Im trying to understand downscaling. I can see how interpolation algorithms such as bicubic and nearest neighbour can be used when when upscaling, to “fill in the blanks” between the old, known points (pixels, in case of images).
But downscaling? I cant see how any interpolation technique can be used there. There are no blanks to fill!
Ive been stuck with this for far to long, give me a nudge in the right direction. How do you interpolate when you, in fact, remove known data?
Edit: Lets assume we have a one dimensional image, with one colour channel per point. A downscale algorithm scaling 6 to 3 points by average pixel value looks like this:
1,2,3,4,5,6 = (1+2)/2,(3+4)/2,(5+6)/2
Am I on the right track here? Is this interpolation in downscaling rather than just discarding data?

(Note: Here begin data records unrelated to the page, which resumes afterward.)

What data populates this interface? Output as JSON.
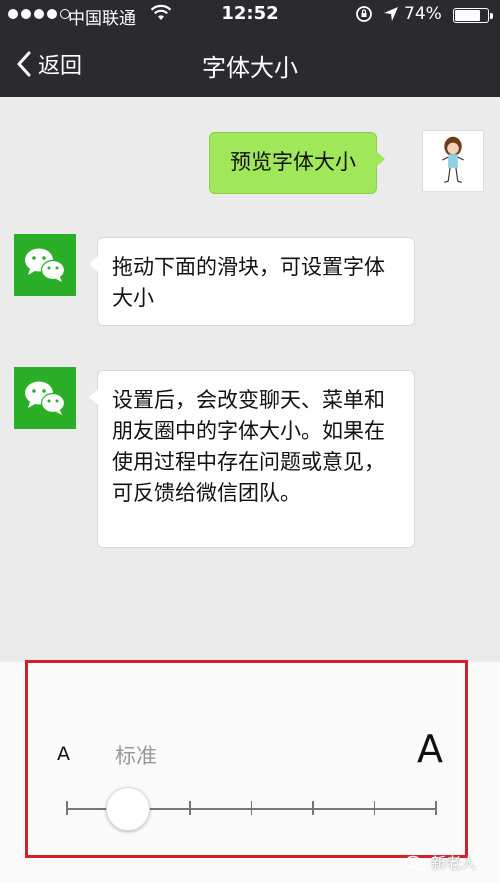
{
  "status_bar": {
    "carrier": "中国联通",
    "time": "12:52",
    "battery_text": "74%",
    "battery_level": 0.74,
    "signal_dots_filled": 4,
    "signal_dots_total": 5
  },
  "nav": {
    "back_label": "返回",
    "title": "字体大小"
  },
  "chat": {
    "messages": [
      {
        "side": "right",
        "text": "预览字体大小",
        "avatar": "user-avatar"
      },
      {
        "side": "left",
        "text": "拖动下面的滑块，可设置字体大小",
        "avatar": "wechat-logo-icon"
      },
      {
        "side": "left",
        "text": "设置后，会改变聊天、菜单和朋友圈中的字体大小。如果在使用过程中存在问题或意见，可反馈给微信团队。",
        "avatar": "wechat-logo-icon"
      }
    ]
  },
  "font_slider": {
    "small_label": "A",
    "large_label": "A",
    "current_label": "标准",
    "steps": 7,
    "selected_index": 1
  },
  "watermark": "新老人",
  "colors": {
    "nav_bg": "#2b2b2f",
    "chat_bg": "#ebebeb",
    "bubble_green": "#a0e75a",
    "wechat_green": "#2bae28",
    "highlight_red": "#d51f2a"
  }
}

Here you have the original image on top, then a naive removal algorithm in the middle, and an interpolating one at the bottom.
Consider a big spotlight. The light at the center is the brightest, and the light at the edges become darker. When you shine it farther away, would you expect the light beam to suddenly lose the darkness near the edges and become a solid outline of light?
No, and the same thing is happening here to the stackoverflow logo. As you can see in the first downscaling, the picture has lost the softness in its edges and looks horrible. The second downscaling has kept the smoothness at the edges by averaging the pixel surroundings.
A simple convolution filter for you to try is to add the RGB values of the pixel and all other pixels surrounding it, and do a simple average. Then replace the pixel with that value. You can then discard the adjacent pixels since you’ve already included that information in the central pixel.